Monday, September 11, 2006

Sun release Strongtalk VM into OpenSource

Sun has released the Strongtalk VM as Open Source in September 2006. The Strongtalk VM executes Smalltalk much faster than any other Smalltalk implementation (at the time of its release), using an advanced inlining compiler based on type-feedback technology. See

http://www.strongtalk.org/

for more info.

The current system was developed in secret at a small startup company, Animorphic Systems (officially LongView Technologies, Inc.), that was started in 1994. Unfortunately for Strongtalk, the rapid and unexpected rise of Sun Microsystem's Java forced Animorphic to halt work on the Strongtalk system before it was ever released. Animorphic was acquired by Sun Microsystems in 1997, and parts of the Animorphic virtual machine technology became the core of what is currently Sun's production Java virtual machine implementation (it made it into the Hotspot Java Jitter/dynamic optimizer).

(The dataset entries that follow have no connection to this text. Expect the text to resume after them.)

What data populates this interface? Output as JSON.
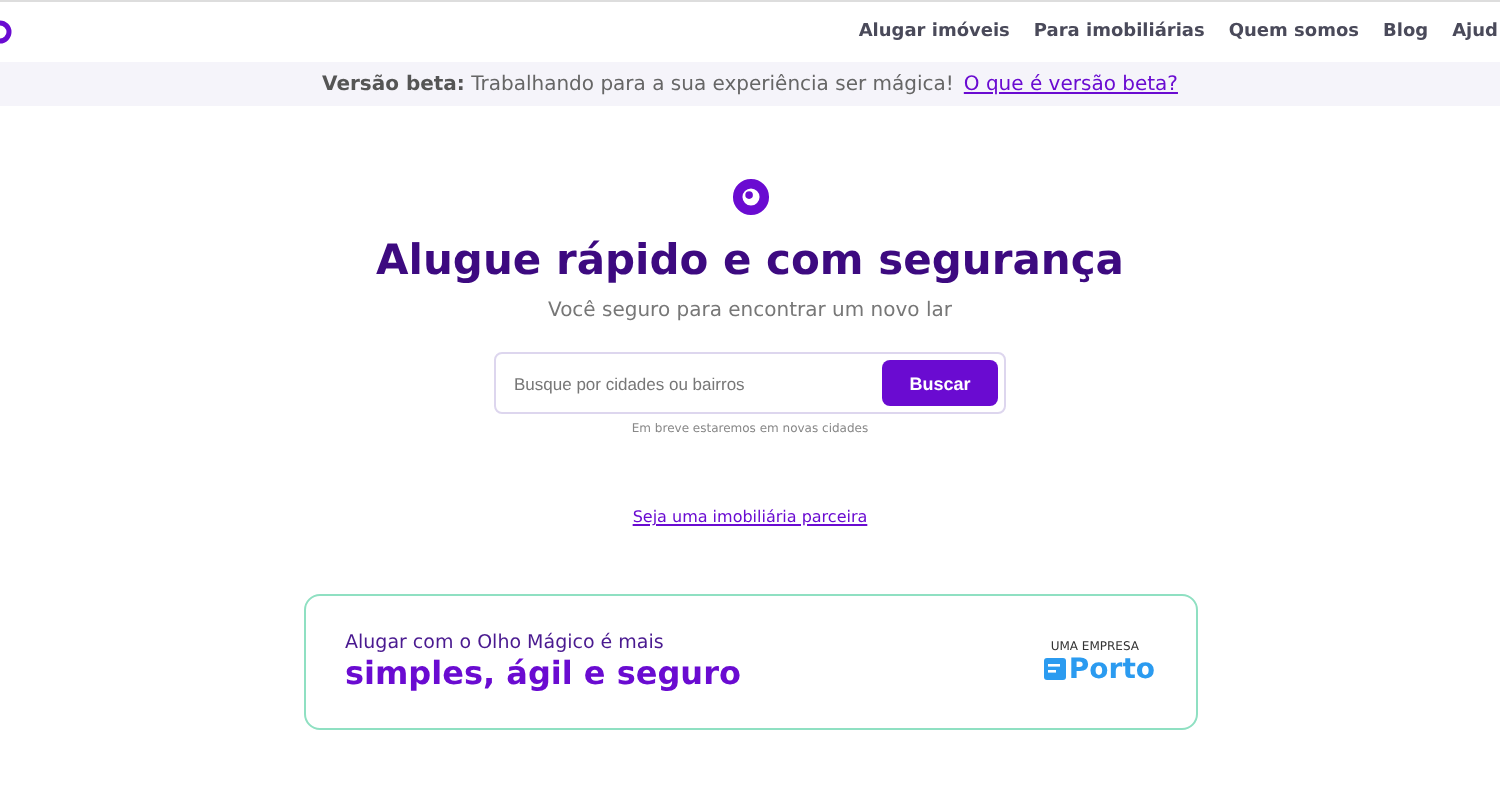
{
  "nav": {
    "items": [
      "Alugar imóveis",
      "Para imobiliárias",
      "Quem somos",
      "Blog",
      "Ajud"
    ]
  },
  "beta_bar": {
    "label": "Versão beta:",
    "message": "Trabalhando para a sua experiência ser mágica!",
    "link": "O que é versão beta?"
  },
  "hero": {
    "title": "Alugue rápido e com segurança",
    "subtitle": "Você seguro para encontrar um novo lar",
    "search": {
      "placeholder": "Busque por cidades ou bairros",
      "button": "Buscar"
    },
    "note": "Em breve estaremos em novas cidades",
    "partner_link": "Seja uma imobiliária parceira"
  },
  "promo": {
    "line_1": "Alugar com o Olho Mágico é mais",
    "line_2": "simples, ágil e seguro",
    "partner_tag": "UMA EMPRESA",
    "partner_name": "Porto"
  }
}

The VM is a mixed-mode system, with a fast interpreter as well as dynamic
compiler that was invoked based on dynamic profiling info. The only previous application of similar technology was Self, which was entirely compiled and had a huge footprint.

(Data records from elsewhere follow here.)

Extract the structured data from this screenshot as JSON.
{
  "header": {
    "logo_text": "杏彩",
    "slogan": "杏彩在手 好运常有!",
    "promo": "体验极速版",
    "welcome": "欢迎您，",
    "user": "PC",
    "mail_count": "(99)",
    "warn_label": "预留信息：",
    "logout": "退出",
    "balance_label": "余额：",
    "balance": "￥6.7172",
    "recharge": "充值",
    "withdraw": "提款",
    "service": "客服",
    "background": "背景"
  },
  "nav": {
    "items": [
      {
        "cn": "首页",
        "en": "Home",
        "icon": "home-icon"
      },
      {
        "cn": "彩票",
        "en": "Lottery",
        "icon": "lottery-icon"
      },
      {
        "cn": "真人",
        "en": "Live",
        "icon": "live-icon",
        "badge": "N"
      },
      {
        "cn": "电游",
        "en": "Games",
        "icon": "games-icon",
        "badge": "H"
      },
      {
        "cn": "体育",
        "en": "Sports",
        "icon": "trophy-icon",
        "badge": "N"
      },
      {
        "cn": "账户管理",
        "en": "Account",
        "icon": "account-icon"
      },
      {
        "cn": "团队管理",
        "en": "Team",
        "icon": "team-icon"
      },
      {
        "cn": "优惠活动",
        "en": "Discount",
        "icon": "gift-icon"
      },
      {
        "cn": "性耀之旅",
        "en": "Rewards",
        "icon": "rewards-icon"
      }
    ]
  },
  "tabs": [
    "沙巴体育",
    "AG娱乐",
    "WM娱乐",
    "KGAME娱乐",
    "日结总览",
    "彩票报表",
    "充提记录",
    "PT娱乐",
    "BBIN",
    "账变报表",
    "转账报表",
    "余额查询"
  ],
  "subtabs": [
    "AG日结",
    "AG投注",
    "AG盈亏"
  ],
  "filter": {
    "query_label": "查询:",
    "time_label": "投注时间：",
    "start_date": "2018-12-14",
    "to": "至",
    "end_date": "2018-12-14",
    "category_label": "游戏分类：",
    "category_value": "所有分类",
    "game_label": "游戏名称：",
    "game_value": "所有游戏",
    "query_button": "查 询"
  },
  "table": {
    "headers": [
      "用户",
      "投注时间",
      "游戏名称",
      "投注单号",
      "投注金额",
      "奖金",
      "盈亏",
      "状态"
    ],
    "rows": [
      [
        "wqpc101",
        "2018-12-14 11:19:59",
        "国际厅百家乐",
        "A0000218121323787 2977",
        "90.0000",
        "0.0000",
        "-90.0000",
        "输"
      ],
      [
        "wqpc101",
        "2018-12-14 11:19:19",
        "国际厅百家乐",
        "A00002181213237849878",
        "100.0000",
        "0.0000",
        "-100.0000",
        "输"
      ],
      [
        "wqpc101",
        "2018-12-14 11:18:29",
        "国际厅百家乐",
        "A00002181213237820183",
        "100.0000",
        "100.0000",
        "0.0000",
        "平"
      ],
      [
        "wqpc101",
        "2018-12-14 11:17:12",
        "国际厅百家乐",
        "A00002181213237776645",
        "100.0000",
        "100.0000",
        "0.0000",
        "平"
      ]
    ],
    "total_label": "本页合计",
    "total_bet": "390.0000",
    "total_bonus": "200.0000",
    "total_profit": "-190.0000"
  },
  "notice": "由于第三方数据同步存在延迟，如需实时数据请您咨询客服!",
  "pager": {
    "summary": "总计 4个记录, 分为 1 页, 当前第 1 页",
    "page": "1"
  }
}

The Strongtalk VM did not make use of the type system at all; typing was strictly optional. Method dispatch was based on inline caches, including PICs. All code was represented internally as mixins, and any class could be used as a mixin as well.

Benchmarks showed that we were 2.5-4 times faster than commercial Smalltalks at that time (Digitalk, ParcPlace (now Cincom) and IBM).